Свидание со Степановым, который раньше всегда беспрекословно подчинялся авторитету Милюкова, показало последнему, как разошлась с ним его партия. В Милюкове была ценная черта — его силы воли и самостоятельности суждения. Эта последняя особенность развилась у него с летами. В более ранние годы его упрекали в заигрывании с левыми, теперь такой упрек был бы положительно несправедлив. Он совершенно не считался с вопросом о личной популярности и с левыми течениями. Ему, конечно, было тяжело остаться в одиночестве, покинутым своей партией, в которой он играл роль непогрешимого папы, но в нем была большая доля упорства и много задора в характере. Это был человек боевой и любивший бороться. Со времени переворота во мне не раз вызывал уважение его самостоятельный образ мысли, но я должен признать, что к этому ценному качеству прибавлялся и сильный недостаток чутья и такта. Он пересолил и в вопросах об ориентации и был неосторожен. Ибо одно было допускать возможность соглашения с Германией, если бы она пошла на приемлемые для нас условия, а другое — это поверить, что оно непременно осуществится, как это, по-видимому, и случилось с Милюковым. А произошло это потому, что он был мозговик и доктринер, и когда он приходил к выводу, что такое решение разумно, он мало учитывал, что в больших решениях последнее слово останется не за мозгом, а за другими факторами. Так было и в вопросе германской ориентации. Во всяком случае, ему, лидеру к.-д. партии, не следовало себя компрометировать слишком определенными открытыми заявлениями о желательности соглашения с Германией, которые производили особенно странное впечатление, после того что немцы выслали его из Киева.

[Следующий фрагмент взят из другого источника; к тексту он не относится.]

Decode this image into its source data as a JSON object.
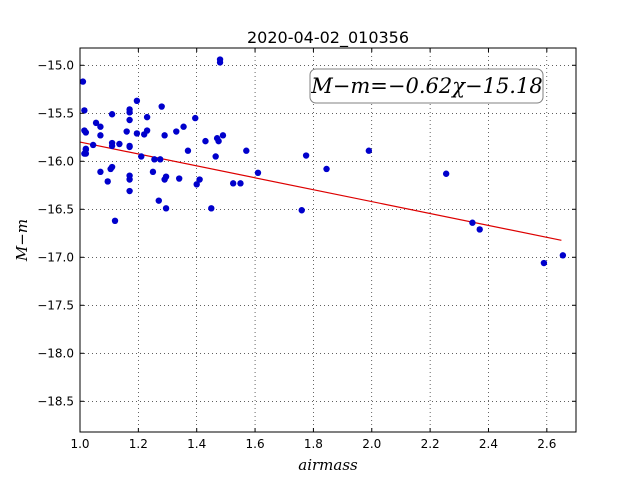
{
  "chart_data": {
    "type": "scatter",
    "title": "2020-04-02_010356",
    "xlabel": "airmass",
    "ylabel": "M−m",
    "xlim": [
      1.0,
      2.7
    ],
    "ylim": [
      -18.82,
      -14.82
    ],
    "y_inverted": true,
    "grid": true,
    "x_ticks": [
      1.0,
      1.2,
      1.4,
      1.6,
      1.8,
      2.0,
      2.2,
      2.4,
      2.6
    ],
    "x_tick_labels": [
      "1.0",
      "1.2",
      "1.4",
      "1.6",
      "1.8",
      "2.0",
      "2.2",
      "2.4",
      "2.6"
    ],
    "y_ticks": [
      -15.0,
      -15.5,
      -16.0,
      -16.5,
      -17.0,
      -17.5,
      -18.0,
      -18.5
    ],
    "y_tick_labels": [
      "−15.0",
      "−15.5",
      "−16.0",
      "−16.5",
      "−17.0",
      "−17.5",
      "−18.0",
      "−18.5"
    ],
    "annotation": "M−m=−0.62χ−15.18",
    "marker_color": "#0000cc",
    "fit_color": "#dd0000",
    "fit": {
      "slope": -0.62,
      "intercept": -15.18,
      "x_range": [
        1.0,
        2.65
      ]
    },
    "points": [
      [
        1.01,
        -15.17
      ],
      [
        1.015,
        -15.47
      ],
      [
        1.015,
        -15.68
      ],
      [
        1.02,
        -15.7
      ],
      [
        1.02,
        -15.88
      ],
      [
        1.02,
        -15.92
      ],
      [
        1.02,
        -15.87
      ],
      [
        1.015,
        -15.92
      ],
      [
        1.045,
        -15.83
      ],
      [
        1.055,
        -15.6
      ],
      [
        1.07,
        -15.64
      ],
      [
        1.07,
        -15.73
      ],
      [
        1.07,
        -16.11
      ],
      [
        1.095,
        -16.21
      ],
      [
        1.105,
        -16.08
      ],
      [
        1.11,
        -15.81
      ],
      [
        1.11,
        -15.84
      ],
      [
        1.11,
        -15.51
      ],
      [
        1.11,
        -16.06
      ],
      [
        1.12,
        -16.62
      ],
      [
        1.135,
        -15.82
      ],
      [
        1.16,
        -15.69
      ],
      [
        1.17,
        -15.46
      ],
      [
        1.17,
        -15.49
      ],
      [
        1.17,
        -15.57
      ],
      [
        1.17,
        -15.84
      ],
      [
        1.17,
        -15.85
      ],
      [
        1.17,
        -16.15
      ],
      [
        1.17,
        -16.19
      ],
      [
        1.17,
        -16.31
      ],
      [
        1.195,
        -15.37
      ],
      [
        1.195,
        -15.71
      ],
      [
        1.21,
        -15.95
      ],
      [
        1.22,
        -15.72
      ],
      [
        1.23,
        -15.54
      ],
      [
        1.23,
        -15.68
      ],
      [
        1.25,
        -16.11
      ],
      [
        1.255,
        -15.98
      ],
      [
        1.27,
        -16.41
      ],
      [
        1.275,
        -15.98
      ],
      [
        1.28,
        -15.43
      ],
      [
        1.29,
        -15.73
      ],
      [
        1.29,
        -16.19
      ],
      [
        1.295,
        -16.16
      ],
      [
        1.295,
        -16.49
      ],
      [
        1.33,
        -15.69
      ],
      [
        1.34,
        -16.18
      ],
      [
        1.355,
        -15.64
      ],
      [
        1.37,
        -15.89
      ],
      [
        1.395,
        -15.55
      ],
      [
        1.4,
        -16.24
      ],
      [
        1.41,
        -16.19
      ],
      [
        1.43,
        -15.79
      ],
      [
        1.45,
        -16.49
      ],
      [
        1.465,
        -15.95
      ],
      [
        1.47,
        -15.76
      ],
      [
        1.475,
        -15.79
      ],
      [
        1.48,
        -14.94
      ],
      [
        1.48,
        -14.97
      ],
      [
        1.49,
        -15.73
      ],
      [
        1.525,
        -16.23
      ],
      [
        1.55,
        -16.23
      ],
      [
        1.57,
        -15.89
      ],
      [
        1.61,
        -16.12
      ],
      [
        1.76,
        -16.51
      ],
      [
        1.775,
        -15.94
      ],
      [
        1.845,
        -16.08
      ],
      [
        1.99,
        -15.89
      ],
      [
        2.255,
        -16.13
      ],
      [
        2.345,
        -16.64
      ],
      [
        2.37,
        -16.71
      ],
      [
        2.59,
        -17.06
      ],
      [
        2.655,
        -16.98
      ]
    ]
  }
}
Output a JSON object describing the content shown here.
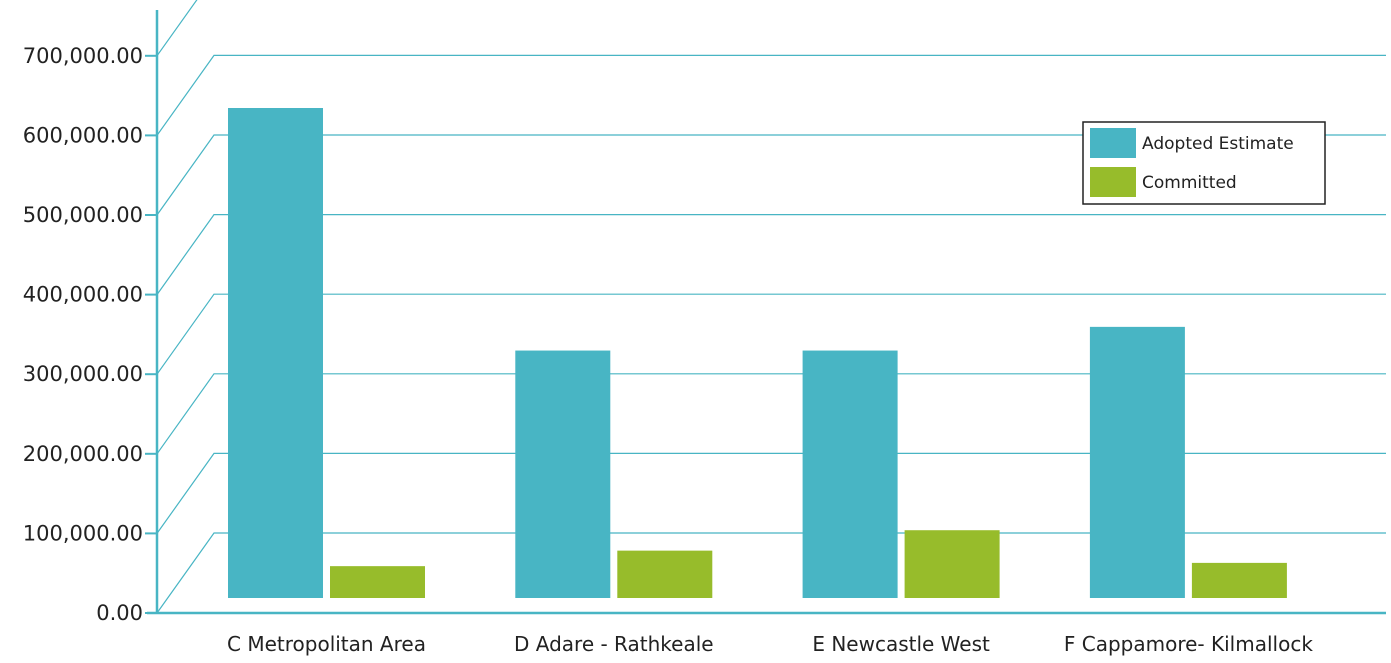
{
  "chart_data": {
    "type": "bar",
    "categories": [
      "C Metropolitan Area",
      "D Adare - Rathkeale",
      "E Newcastle West",
      "F Cappamore- Kilmallock"
    ],
    "series": [
      {
        "name": "Adopted Estimate",
        "color": "#48b5c4",
        "values": [
          600000,
          303000,
          303000,
          332000
        ]
      },
      {
        "name": "Committed",
        "color": "#97bc2b",
        "values": [
          39000,
          58000,
          83000,
          43000
        ]
      }
    ],
    "yticks": [
      "0.00",
      "100,000.00",
      "200,000.00",
      "300,000.00",
      "400,000.00",
      "500,000.00",
      "600,000.00",
      "700,000.00"
    ],
    "ylim": [
      0,
      700000
    ],
    "grid": true,
    "legend_position": "top-right",
    "axis_color": "#48b5c4",
    "style": "3d-perspective"
  }
}
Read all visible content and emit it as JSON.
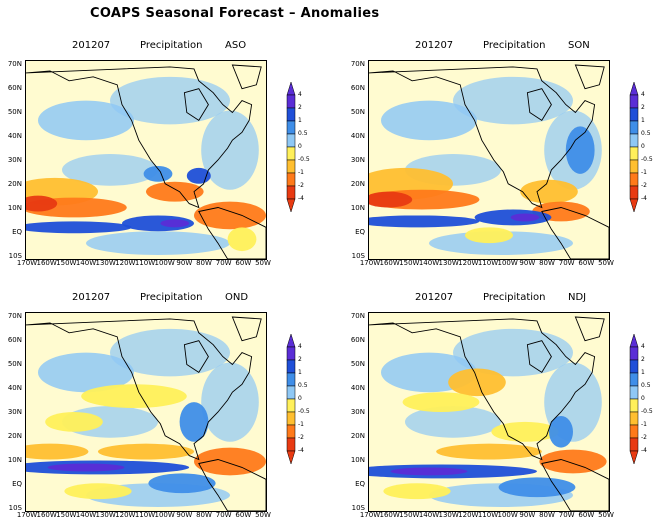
{
  "title": "COAPS Seasonal Forecast – Anomalies",
  "colors": {
    "wet_strong": "#5a2dd6",
    "wet_dark": "#1f4fd8",
    "wet_med": "#3f8ee8",
    "wet_light": "#8fc8f5",
    "neutral": "#fffbd0",
    "dry_light": "#fff05a",
    "dry_med": "#ffbf30",
    "dry_dark": "#ff7a1a",
    "dry_strong": "#e83a12"
  },
  "colorbar_levels": [
    "4",
    "2",
    "1",
    "0.5",
    "0",
    "-0.5",
    "-1",
    "-2",
    "-4"
  ],
  "y_ticks": [
    "70N",
    "60N",
    "50N",
    "40N",
    "30N",
    "20N",
    "10N",
    "EQ",
    "10S"
  ],
  "x_ticks": [
    "170W",
    "160W",
    "150W",
    "140W",
    "130W",
    "120W",
    "110W",
    "100W",
    "90W",
    "80W",
    "70W",
    "60W",
    "50W"
  ],
  "panels": [
    {
      "date": "201207",
      "variable": "Precipitation",
      "season": "ASO"
    },
    {
      "date": "201207",
      "variable": "Precipitation",
      "season": "SON"
    },
    {
      "date": "201207",
      "variable": "Precipitation",
      "season": "OND"
    },
    {
      "date": "201207",
      "variable": "Precipitation",
      "season": "NDJ"
    }
  ]
}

Я пробыл еще некоторое время в Киеве. Новых впечатлений за это время не прибавилось. В Киев приехал из Москвы А. В. Кривошеин. Он скоро стал в самом центре политического водоворота. По его просьбе, я составил записку, в которой изложил главные основы возможного нашего соглашения с Германией. Записка была анонимна. Ее должен был передать немцам Ф. В. Шлиппе, бывший председатель Московской губернской земской управы, которому также пришлось бежать из Москвы. Он и там поддерживал с немцами отношения. Это был очень милый и верный человек, и хотя был убежденным сторонником соглашения с немцами, однако не был способен поступиться ради этого достоинством России. В мою записку, по его просьбе, я внес поправки, усиливавшие ее. Записка была прочитана и Милюковым, ее одобрившим. Впоследствии, когда в Киеве образовался Совет государственного объединения, он ее принял в качестве своей программы. Прилагаю здесь эту записку.

 

_______________
*) Барон Б. Э. Нольде, которому поручено было Правым Центром вести переговоры с германцами. Он жил летом в Павловске под Петроградом, и приезжал в Москву.